Resumida na Doutrina apresentada por Ricardo Fiuza, é gratuito o mandato quando não se estipula remuneração ao mandatário. O silêncio das partes interessadas sobre a remuneração faz presumir até prova em contrário (presunção juris tantum), a gratuidade da função, sem direito a qualquer tipo de indenização. (Direito Civil - doutrina, Ricardo Fiuza – p. 353 apud Maria Helena Diniz Código Civil Comentado já impresso pdf 16ª ed., São Paulo, Saraiva, 2.012, pdf, Microsoft Word. Acesso em 10/12/2019, corrigido e aplicadas as devidas atualizações VD).

Na esteira de Marco Túlio de Carvalho Rocha, o mandato pode ser gratuito ou oneroso. No silêncio do contrato, será oneroso se outorgado para o exercício de profissão ou de atividade lucrativa do mandatário.
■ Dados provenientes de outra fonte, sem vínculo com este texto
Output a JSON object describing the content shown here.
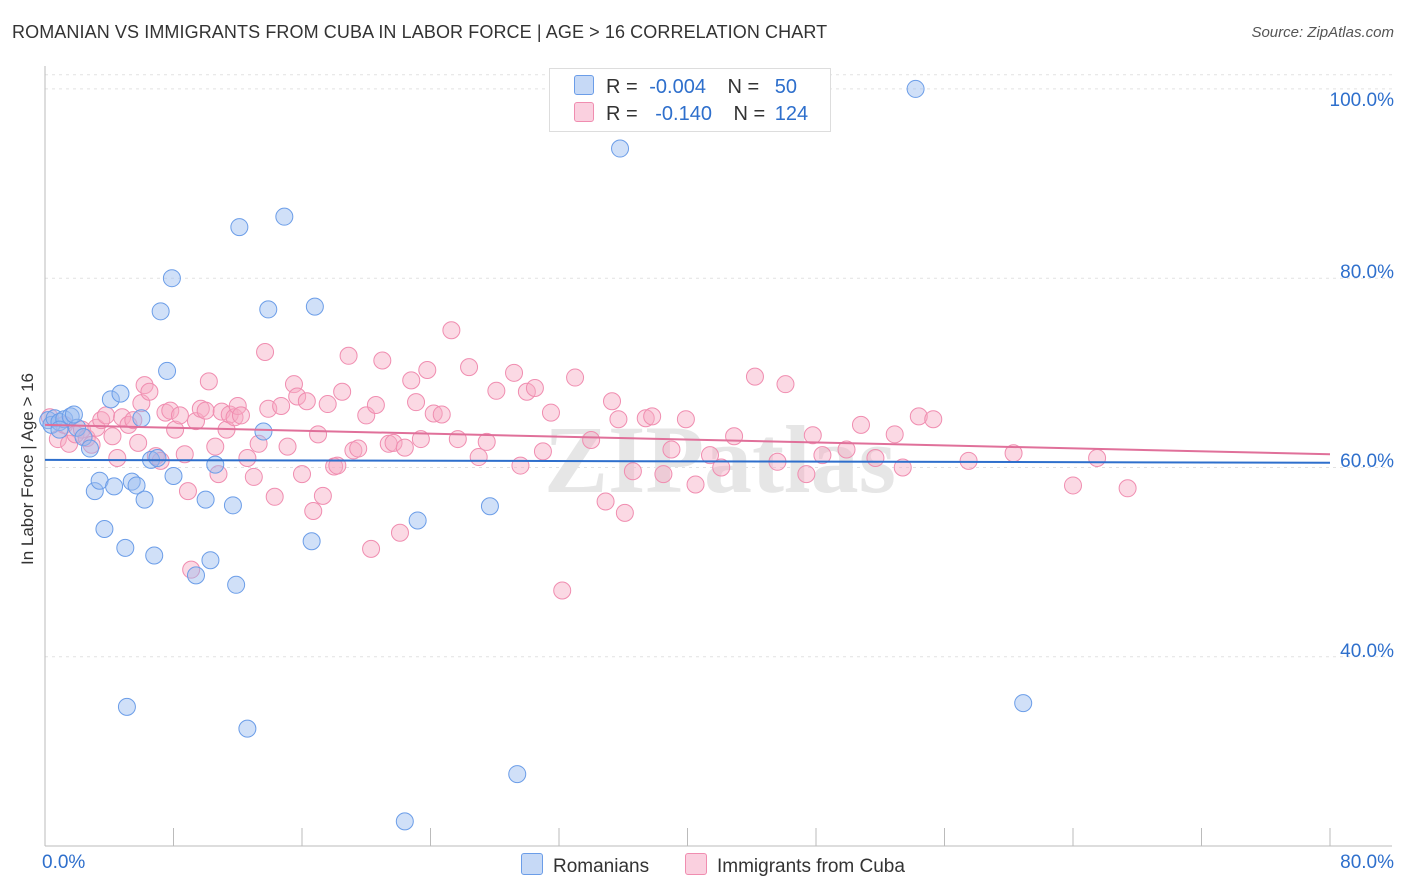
{
  "title": "ROMANIAN VS IMMIGRANTS FROM CUBA IN LABOR FORCE | AGE > 16 CORRELATION CHART",
  "source": "Source: ZipAtlas.com",
  "watermark": "ZIPatlas",
  "legend_top": {
    "row1": {
      "r_label": "R =",
      "r_value": "-0.004",
      "n_label": "N =",
      "n_value": "50"
    },
    "row2": {
      "r_label": "R =",
      "r_value": "-0.140",
      "n_label": "N =",
      "n_value": "124"
    }
  },
  "legend_bottom": {
    "romanians": "Romanians",
    "cuba": "Immigrants from Cuba"
  },
  "chart_data": {
    "type": "scatter",
    "title": "ROMANIAN VS IMMIGRANTS FROM CUBA IN LABOR FORCE | AGE > 16 CORRELATION CHART",
    "xlabel": "",
    "ylabel": "In Labor Force | Age > 16",
    "xlim": [
      0,
      80
    ],
    "ylim": [
      20,
      102
    ],
    "x_tick_labels": [
      "0.0%",
      "80.0%"
    ],
    "y_tick_labels": [
      "40.0%",
      "60.0%",
      "80.0%",
      "100.0%"
    ],
    "y_ticks": [
      40,
      60,
      80,
      100
    ],
    "grid": true,
    "legend_position": "top-center",
    "colors": {
      "romanians": "#6b9de8",
      "cuba": "#f08db0",
      "romanians_line": "#2e6fcc",
      "cuba_line": "#e0709a"
    },
    "series": [
      {
        "name": "Romanians",
        "r": -0.004,
        "n": 50,
        "trend": [
          [
            0,
            60.8
          ],
          [
            80,
            60.5
          ]
        ],
        "points": [
          [
            0.2,
            65.0
          ],
          [
            0.4,
            64.5
          ],
          [
            0.6,
            65.2
          ],
          [
            0.9,
            64.8
          ],
          [
            1.2,
            65.1
          ],
          [
            1.6,
            65.4
          ],
          [
            2.0,
            64.2
          ],
          [
            2.4,
            63.2
          ],
          [
            2.8,
            62.0
          ],
          [
            3.1,
            57.5
          ],
          [
            3.4,
            58.6
          ],
          [
            3.7,
            53.5
          ],
          [
            4.1,
            67.2
          ],
          [
            4.3,
            58.0
          ],
          [
            4.7,
            67.8
          ],
          [
            5.0,
            51.5
          ],
          [
            5.1,
            34.7
          ],
          [
            5.4,
            58.5
          ],
          [
            5.7,
            58.1
          ],
          [
            6.0,
            65.2
          ],
          [
            6.2,
            56.6
          ],
          [
            6.6,
            60.8
          ],
          [
            6.8,
            50.7
          ],
          [
            7.0,
            61.0
          ],
          [
            7.2,
            76.5
          ],
          [
            7.6,
            70.2
          ],
          [
            7.9,
            80.0
          ],
          [
            8.0,
            59.1
          ],
          [
            9.4,
            48.6
          ],
          [
            10.0,
            56.6
          ],
          [
            10.3,
            50.2
          ],
          [
            10.6,
            60.3
          ],
          [
            11.7,
            56.0
          ],
          [
            11.9,
            47.6
          ],
          [
            12.1,
            85.4
          ],
          [
            12.6,
            32.4
          ],
          [
            13.6,
            63.8
          ],
          [
            13.9,
            76.7
          ],
          [
            14.9,
            86.5
          ],
          [
            16.6,
            52.2
          ],
          [
            16.8,
            77.0
          ],
          [
            22.4,
            22.6
          ],
          [
            23.2,
            54.4
          ],
          [
            27.7,
            55.9
          ],
          [
            29.4,
            27.6
          ],
          [
            35.8,
            93.7
          ],
          [
            54.2,
            100.0
          ],
          [
            60.9,
            35.1
          ],
          [
            0.9,
            64.0
          ],
          [
            1.8,
            65.6
          ]
        ]
      },
      {
        "name": "Immigrants from Cuba",
        "r": -0.14,
        "n": 124,
        "trend": [
          [
            0,
            64.5
          ],
          [
            80,
            61.4
          ]
        ],
        "points": [
          [
            0.3,
            65.3
          ],
          [
            0.8,
            63.0
          ],
          [
            1.2,
            64.5
          ],
          [
            1.5,
            62.5
          ],
          [
            1.9,
            63.5
          ],
          [
            2.3,
            64.0
          ],
          [
            2.6,
            63.1
          ],
          [
            2.9,
            62.4
          ],
          [
            3.2,
            64.2
          ],
          [
            3.5,
            65.0
          ],
          [
            3.8,
            65.5
          ],
          [
            4.2,
            63.3
          ],
          [
            4.5,
            61.0
          ],
          [
            4.8,
            65.3
          ],
          [
            5.2,
            64.5
          ],
          [
            5.5,
            65.0
          ],
          [
            5.8,
            62.6
          ],
          [
            6.0,
            66.8
          ],
          [
            6.2,
            68.7
          ],
          [
            6.5,
            68.0
          ],
          [
            6.9,
            61.2
          ],
          [
            7.2,
            60.7
          ],
          [
            7.5,
            65.8
          ],
          [
            7.8,
            66.0
          ],
          [
            8.1,
            64.0
          ],
          [
            8.4,
            65.5
          ],
          [
            8.7,
            61.4
          ],
          [
            8.9,
            57.5
          ],
          [
            9.1,
            49.2
          ],
          [
            9.4,
            64.9
          ],
          [
            9.7,
            66.2
          ],
          [
            10.0,
            66.0
          ],
          [
            10.2,
            69.1
          ],
          [
            10.6,
            62.2
          ],
          [
            10.8,
            59.3
          ],
          [
            11.0,
            65.9
          ],
          [
            11.3,
            64.0
          ],
          [
            11.5,
            65.6
          ],
          [
            11.8,
            65.3
          ],
          [
            12.0,
            66.5
          ],
          [
            12.2,
            65.5
          ],
          [
            12.6,
            61.0
          ],
          [
            13.0,
            59.0
          ],
          [
            13.3,
            62.5
          ],
          [
            13.7,
            72.2
          ],
          [
            13.9,
            66.2
          ],
          [
            14.3,
            56.9
          ],
          [
            14.7,
            66.5
          ],
          [
            15.1,
            62.2
          ],
          [
            15.5,
            68.8
          ],
          [
            15.7,
            67.5
          ],
          [
            16.0,
            59.3
          ],
          [
            16.3,
            67.0
          ],
          [
            16.7,
            55.4
          ],
          [
            17.0,
            63.5
          ],
          [
            17.3,
            57.0
          ],
          [
            17.6,
            66.7
          ],
          [
            18.0,
            60.1
          ],
          [
            18.2,
            60.2
          ],
          [
            18.5,
            68.0
          ],
          [
            18.9,
            71.8
          ],
          [
            19.2,
            61.8
          ],
          [
            19.5,
            62.0
          ],
          [
            20.0,
            65.5
          ],
          [
            20.3,
            51.4
          ],
          [
            20.6,
            66.6
          ],
          [
            21.0,
            71.3
          ],
          [
            21.4,
            62.5
          ],
          [
            21.7,
            62.6
          ],
          [
            22.1,
            53.1
          ],
          [
            22.4,
            62.1
          ],
          [
            22.8,
            69.2
          ],
          [
            23.1,
            66.9
          ],
          [
            23.4,
            63.0
          ],
          [
            23.8,
            70.3
          ],
          [
            24.2,
            65.7
          ],
          [
            24.7,
            65.6
          ],
          [
            25.3,
            74.5
          ],
          [
            25.7,
            63.0
          ],
          [
            26.4,
            70.6
          ],
          [
            27.0,
            61.1
          ],
          [
            27.5,
            62.7
          ],
          [
            28.1,
            68.1
          ],
          [
            29.2,
            70.0
          ],
          [
            29.6,
            60.2
          ],
          [
            30.0,
            68.0
          ],
          [
            30.5,
            68.4
          ],
          [
            31.0,
            61.7
          ],
          [
            31.5,
            65.8
          ],
          [
            32.2,
            47.0
          ],
          [
            33.0,
            69.5
          ],
          [
            34.0,
            62.9
          ],
          [
            34.9,
            56.4
          ],
          [
            35.3,
            67.0
          ],
          [
            35.7,
            65.1
          ],
          [
            36.1,
            55.2
          ],
          [
            36.6,
            59.6
          ],
          [
            37.4,
            65.2
          ],
          [
            37.8,
            65.4
          ],
          [
            38.5,
            59.3
          ],
          [
            39.0,
            61.9
          ],
          [
            39.9,
            65.1
          ],
          [
            40.5,
            58.2
          ],
          [
            41.4,
            61.3
          ],
          [
            42.1,
            60.0
          ],
          [
            42.9,
            63.3
          ],
          [
            44.2,
            69.6
          ],
          [
            45.6,
            60.6
          ],
          [
            46.1,
            68.8
          ],
          [
            47.4,
            59.3
          ],
          [
            47.8,
            63.4
          ],
          [
            48.4,
            61.3
          ],
          [
            49.9,
            61.9
          ],
          [
            50.8,
            64.5
          ],
          [
            51.7,
            61.0
          ],
          [
            52.9,
            63.5
          ],
          [
            53.4,
            60.0
          ],
          [
            54.4,
            65.4
          ],
          [
            55.3,
            65.1
          ],
          [
            57.5,
            60.7
          ],
          [
            60.3,
            61.5
          ],
          [
            64.0,
            58.1
          ],
          [
            65.5,
            61.0
          ],
          [
            67.4,
            57.8
          ]
        ]
      }
    ]
  }
}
Assim, por exemplo, embora a ética da advocacia exija que os honorários sejam expressos no momento da contratação, caso não o seja, , podem ser arbitrados, uma vez que o mandato judicial conferido a advogado visa a possibilitar o exercício profissional em benefício do outorgante. (Marco Túlio de Carvalho Rocha apud Direito.com acesso em 10.12.2019, corrigido e aplicadas as devidas atualizações VD).